Setelah mengutamakan Tuhan di atas segala-galanya, maka yang lain menjadi proritas kedua. Firman Tuhan mengajarkan bahwa makanan jasmani bukan prioritas pertama. Makanan rohani adalah yang utama dan yang pertama. Memang makanan secara jasmani penting tetapi bukan hal yang sangat terpenting. Makanan hanya untuk daging tetapi rohani adalah untuk Roh dan kebenaran. Artinya, manusia akan hidup seutuhnya jika dia hidup dalam kebenaran firman Tuhan (Ul 8:3). Ingat contoh ketika Tuhan Yesus lapar dan dicobai iblis dalam Lukas 4:4? Tuhan Yesus memberikan arti dan nilai makanan jasmani dan memberikan arti dan nilai hidup di dalam Tuhan, bahwa manusia hidup bukan dari roti (makanan) saja, melainkan hidup di dalam kebenaran Firman Tuhan. Itulah makna kekristenan sejati: Hidup di dalam kebenaran Firman Tuhan! Sebagai warga gereja, mari kita mengubah cara pandang kita mengisi aktivitas dunia kita dengan mengutamakan Tuhan di atas segala-galanya. Amen. Soli Deo Gloria. (jmd)


Rabu, 14 November 2007

Motivasi Bersedekah!
Matius 6:1-4

Hampir semua orang dewasa memahami arti “bersedekah” secara umum. Bahkan kita mengartikannya sebagai “pemberian” secara cuma-cuma dan apa adanya. Dalam pemahaman kita bersama, bersedekah itu tidak dibatasi oleh ruang privaci agama, status sosial, umur, jenis kelamin, penampilan, dll. Ketika ada yang menyodorkan tangan, kantong plastik, kotak amal, bahkan proposal “sangat sederhana” secara otomatis biasanya kita merogoh saku, membuka tas atau dompet dan menyodorkan “sekenanya” sebagai respon. Intinya, kita memberikan sesuatu. Karena memang dalam situasi yang demikian singkat dan rawan, misalnya ketika kita di dalam mobil sementara orang lain yang mengulurkan tangannya berada di luar, tidak ada waktu untuk membahas, menganalisa, mempertimbangkan atau meminta pendapat orang lain. Jadi sangat wajar sebenarnya jika respon setiap orang diwakili kata “sekenanya.” Artinya memberikan seadanya saja. Itupun terkadang jika kita lagi senang atau paling tidak sedang lagi sukacita.
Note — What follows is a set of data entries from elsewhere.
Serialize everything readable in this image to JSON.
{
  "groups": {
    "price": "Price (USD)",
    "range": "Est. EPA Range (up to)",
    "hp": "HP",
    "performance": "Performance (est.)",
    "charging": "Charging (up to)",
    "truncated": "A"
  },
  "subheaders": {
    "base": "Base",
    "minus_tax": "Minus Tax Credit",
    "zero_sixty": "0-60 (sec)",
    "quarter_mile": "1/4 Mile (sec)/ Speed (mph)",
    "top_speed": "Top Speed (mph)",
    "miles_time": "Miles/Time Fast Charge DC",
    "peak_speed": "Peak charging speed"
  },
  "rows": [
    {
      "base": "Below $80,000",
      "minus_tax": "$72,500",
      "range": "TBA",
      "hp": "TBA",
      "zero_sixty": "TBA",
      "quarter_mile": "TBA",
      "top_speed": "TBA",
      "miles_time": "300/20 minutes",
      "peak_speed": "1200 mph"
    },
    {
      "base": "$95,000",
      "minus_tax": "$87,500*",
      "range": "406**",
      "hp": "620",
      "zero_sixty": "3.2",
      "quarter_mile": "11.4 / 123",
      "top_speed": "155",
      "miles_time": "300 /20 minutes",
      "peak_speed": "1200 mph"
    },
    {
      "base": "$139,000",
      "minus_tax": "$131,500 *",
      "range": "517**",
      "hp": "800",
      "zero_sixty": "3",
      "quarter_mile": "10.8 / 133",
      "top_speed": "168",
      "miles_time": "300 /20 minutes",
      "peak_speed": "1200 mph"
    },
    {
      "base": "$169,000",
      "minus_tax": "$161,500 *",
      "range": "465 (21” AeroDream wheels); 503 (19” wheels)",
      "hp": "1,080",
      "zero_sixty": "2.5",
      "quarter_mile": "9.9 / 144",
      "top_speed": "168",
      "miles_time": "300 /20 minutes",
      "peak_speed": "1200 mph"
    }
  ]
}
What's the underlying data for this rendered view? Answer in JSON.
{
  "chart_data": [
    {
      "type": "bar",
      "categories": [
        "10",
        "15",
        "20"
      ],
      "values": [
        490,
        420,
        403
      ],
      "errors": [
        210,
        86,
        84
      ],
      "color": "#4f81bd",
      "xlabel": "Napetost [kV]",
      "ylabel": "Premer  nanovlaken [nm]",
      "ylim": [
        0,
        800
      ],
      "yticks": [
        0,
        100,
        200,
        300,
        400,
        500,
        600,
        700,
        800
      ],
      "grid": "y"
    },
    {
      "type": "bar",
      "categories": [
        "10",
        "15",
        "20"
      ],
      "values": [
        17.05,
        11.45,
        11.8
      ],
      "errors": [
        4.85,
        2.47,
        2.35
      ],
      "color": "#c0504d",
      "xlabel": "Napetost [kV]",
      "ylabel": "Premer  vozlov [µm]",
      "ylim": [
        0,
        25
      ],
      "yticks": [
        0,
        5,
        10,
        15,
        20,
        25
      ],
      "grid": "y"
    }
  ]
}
Tetapi sesungguhnya, ketika kita renungkan nats di dalam Matius 6:1-4, kita menermukan arti bersedekah yang sesungguhnya. Kata sedekah diterjemahkan dari bahasa Yunani: eleemosune, yang artinya adalah memberikan sesuatu dengan tulus hati bagi orang lain yang sangat membutuhkan. Pemberian dengan tulus hati karena mengasihi Tuhan itulah pemberian secara sedekah. Jika dirunut ke akar kata dari sedekah, maka kita menemukan bahwa asal-usul dari kata sedekah adalah dari bahasa Ibrani: tsedeq yang artinya adalah benar. Jadi orang yang melakukan sedekah adalah orang yang benar, tulus hati karena mengasihi Tuhan, sehingga tergerak untuk memberikan sesuatu (barang atau uang) kepada orang miskin.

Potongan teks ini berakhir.